Chattanooga Whiskey Bottled-in-Bond

I’ve long been a fan of bottled-in-bond whiskeys. The regulations for using that descriptor of a whiskey require that it be manufactured by a single distillery location in a single season (January through July or August through December) and aged for at least four years in a bonded warehouse before bottling at 100 proof. The designation was originated as kind of a purity check for unscrupulous rectifiers who would blend whatever rotgut they could scrape up from multiple sources and then throw in any number of nasty things to add color and character.

Those days are happily gone, so what bottled-in-bond offers now is a taste of a place and a time. Huge distilleries may manufacture the same product in multiple locations or blend barrels from all over to make a consistent final product, but they can’t do that if they want to call a product BiB. The fact that all the juice must come from a single season doesn’t mean much for the big boys, because they can produce enough in a single day to outpace a small craft distillery’s annual output.

But for those little guys, the chance to taste what they were making in a particular period of their journey as distilleries at least four years ago can be fascinating. That’s what really draws me again to Chattanooga Whiskey’s latest bottled-in-bond offering. I wrote about their spring edition earlier this year and what made it so unique.

While a huge Kentucky-based distillery can just set aside a day or two’s output as their bottled-in-bond offering and call it a day, Chattanooga Whiskey never does things the easy way. In addition to its flagship Tennessee high-malt whiskey product, the company is constantly innovating at its small experimental distillery, coming out with unique new whiskeys that feature interesting grain bills and malting techniques.

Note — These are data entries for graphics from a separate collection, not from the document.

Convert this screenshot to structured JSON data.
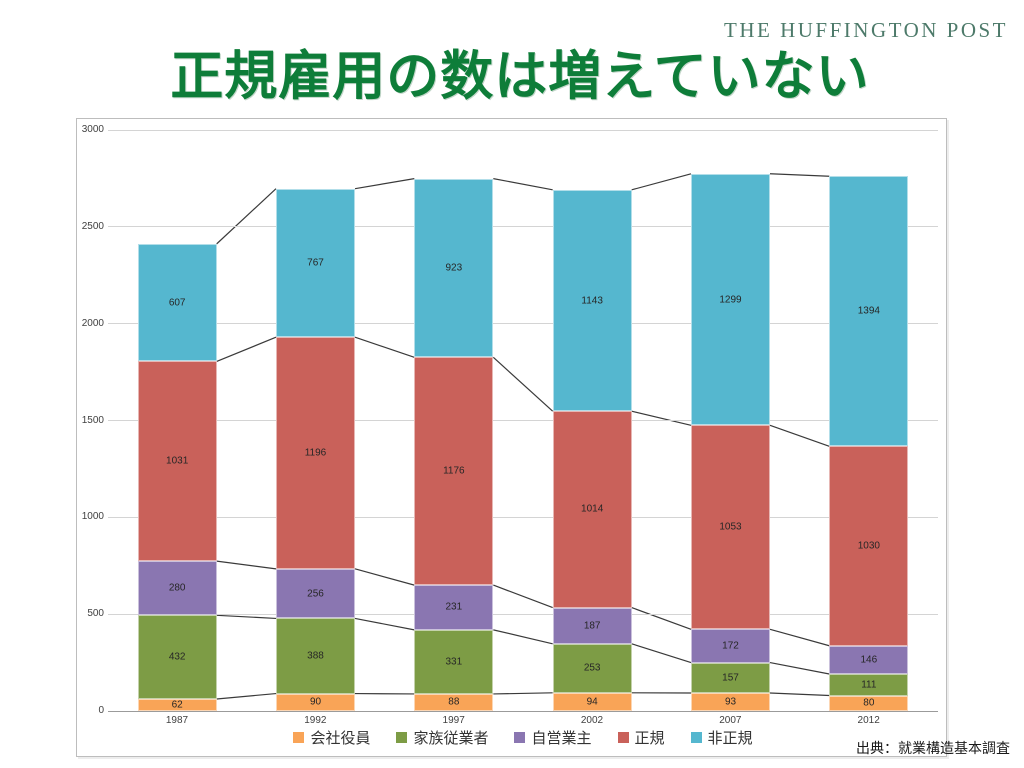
{
  "page": {
    "logo": "THE HUFFINGTON POST",
    "title": "正規雇用の数は増えていない",
    "source": "出典：就業構造基本調査"
  },
  "colors": {
    "title_green": "#0e7d39",
    "logo_green": "#4d7a6a",
    "gridline": "#d4d4d4",
    "axis_line": "#9b9b9b",
    "connector_line": "#3a3a3a",
    "frame_border": "#bdbdbd"
  },
  "chart_data": {
    "type": "bar",
    "subtype": "stacked-column-with-series-lines",
    "title": "",
    "xlabel": "",
    "ylabel": "",
    "categories": [
      "1987",
      "1992",
      "1997",
      "2002",
      "2007",
      "2012"
    ],
    "series": [
      {
        "name": "会社役員",
        "color": "#F9A457",
        "values": [
          62,
          90,
          88,
          94,
          93,
          80
        ]
      },
      {
        "name": "家族従業者",
        "color": "#7D9C45",
        "values": [
          432,
          388,
          331,
          253,
          157,
          111
        ]
      },
      {
        "name": "自営業主",
        "color": "#8A76B1",
        "values": [
          280,
          256,
          231,
          187,
          172,
          146
        ]
      },
      {
        "name": "正規",
        "color": "#C9615A",
        "values": [
          1031,
          1196,
          1176,
          1014,
          1053,
          1030
        ]
      },
      {
        "name": "非正規",
        "color": "#55B7CF",
        "values": [
          607,
          767,
          923,
          1143,
          1299,
          1394
        ]
      }
    ],
    "ylim": [
      0,
      3000
    ],
    "yticks": [
      0,
      500,
      1000,
      1500,
      2000,
      2500,
      3000
    ],
    "grid": true,
    "legend_position": "bottom",
    "value_labels": "inside-center",
    "series_lines": true
  }
}
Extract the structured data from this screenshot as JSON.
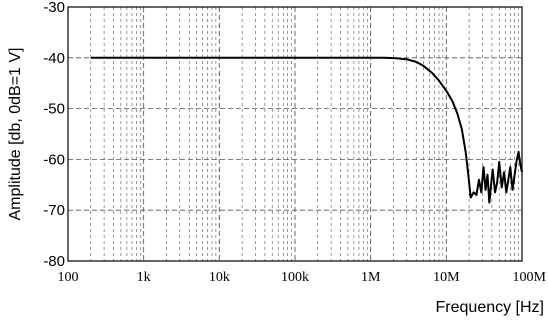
{
  "chart_data": {
    "type": "line",
    "title": "",
    "xlabel": "Frequency [Hz]",
    "ylabel": "Amplitude [db, 0dB=1 V]",
    "xscale": "log",
    "xlim": [
      100,
      100000000
    ],
    "ylim": [
      -80,
      -30
    ],
    "x_ticks": [
      {
        "value": 100,
        "label": "100"
      },
      {
        "value": 1000,
        "label": "1k"
      },
      {
        "value": 10000,
        "label": "10k"
      },
      {
        "value": 100000,
        "label": "100k"
      },
      {
        "value": 1000000,
        "label": "1M"
      },
      {
        "value": 10000000,
        "label": "10M"
      },
      {
        "value": 100000000,
        "label": "100M"
      }
    ],
    "y_ticks": [
      {
        "value": -30,
        "label": "-30"
      },
      {
        "value": -40,
        "label": "-40"
      },
      {
        "value": -50,
        "label": "-50"
      },
      {
        "value": -60,
        "label": "-60"
      },
      {
        "value": -70,
        "label": "-70"
      },
      {
        "value": -80,
        "label": "-80"
      }
    ],
    "grid": true,
    "line_color": "#000000",
    "grid_color": "#555555",
    "series": [
      {
        "x": [
          200,
          1000,
          10000,
          100000,
          1000000,
          1500000,
          2200000,
          3000000,
          4000000,
          5000000,
          6500000,
          8000000,
          10000000,
          12000000,
          14000000,
          16000000,
          18000000,
          19500000,
          21000000,
          23000000,
          25000000,
          27000000,
          29000000,
          31000000,
          33000000,
          35000000,
          37000000,
          39000000,
          41000000,
          44000000,
          47000000,
          50000000,
          54000000,
          58000000,
          62000000,
          66000000,
          70000000,
          75000000,
          80000000,
          85000000,
          90000000,
          95000000,
          100000000
        ],
        "y": [
          -40,
          -40,
          -40,
          -40,
          -40,
          -40,
          -40.1,
          -40.3,
          -40.8,
          -41.6,
          -43,
          -44.5,
          -46.5,
          -48.5,
          -51,
          -54,
          -58.5,
          -63,
          -67.5,
          -66.5,
          -67,
          -64,
          -66.5,
          -61.5,
          -66,
          -63,
          -68.5,
          -65,
          -62,
          -66.5,
          -64.5,
          -60.5,
          -65.5,
          -62.5,
          -66.5,
          -64,
          -61.5,
          -66,
          -63,
          -60.2,
          -58.5,
          -61,
          -62.5
        ]
      }
    ]
  }
}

Some of their favorite recipes are repeated, and that’s what gives them the chance to include them in their semiannual bottled-in-bond product releases.

Without getting too technical about the specifics of each element of the blend, the spring and fall BiBs from Chattanooga are each made from four different whiskeys melded together. Three of the mash bills are repeated between the two releases, but at different percentages in the recipe, and one wild-card whiskey is added in a smaller quantity to make it unique. So for example, the spring release was made with mashbills A, B, C and D (not their real names) distilled in the first half of 2017, while the fall BiB is made up of B, C, D and E from later in 2017.

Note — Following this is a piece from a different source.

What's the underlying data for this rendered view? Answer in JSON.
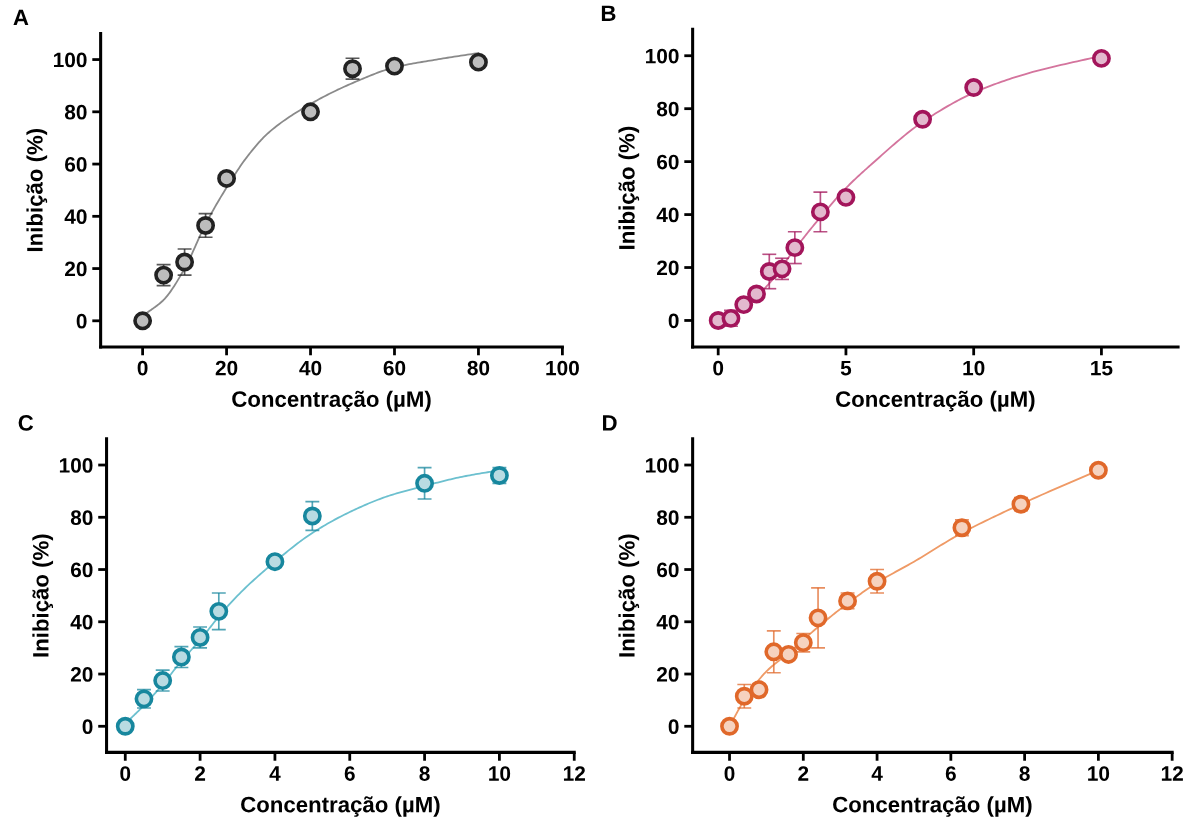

Just tweaking those ingredient proportions and adding a small bit of a new whiskey makes a remarkable difference between the two Chattanooga BiBs. Fortunately, I still had a couple snifters left of the old juice when the fall edition arrived so I could compare them.

While I really liked the spring, fall impressed me even more. In the glass, the color is a little more intense, like a new penny vs. an older one. The initial palate attack was a little more tannic on the side of the tongue, with an interesting oily mouthfeel to coat the palate and hang on for the ride to come. I got nice notes of fig, and burnt caramel, orange and molasses, and maybe a little bit of the pipe tobacco my grandfather used to smoke when I was little. (And which I took up as a pretentious theater kid in 11th grade. Yeesh.) The 100 proof was a little hot, but that just made the ride to the long finish a bit more intense.

Like most Chattanooga Whiskey products, malt is the highlight of this whiskey, as opposed to the corn-forward bourbons and Tennessee whiskeys. The unique element added to this fall’s batch was called SB 91, a whiskey made with yellow corn, malted rye, caramel malted barley and honey malted barley. The brains behind the distillery come from beer-brewing backgrounds, so malted grains are always critical to their recipe development. First make a great beer, then a great whiskey.

I was lucky enough to taste the SB 91 on its own, and the sweet maple, barley-forward whiskey was already a favorite. Added to this bottled-in-bond offering, I imagine it contributes a lot of those molasses and loamy notes I liked. And thanks for reminding me of my grandpa, but not for reminding me of standing in the corner at a cast party with an $8 plastic Dr. Grabow pipe, puffing away like a wannabe Sherlock Holmes.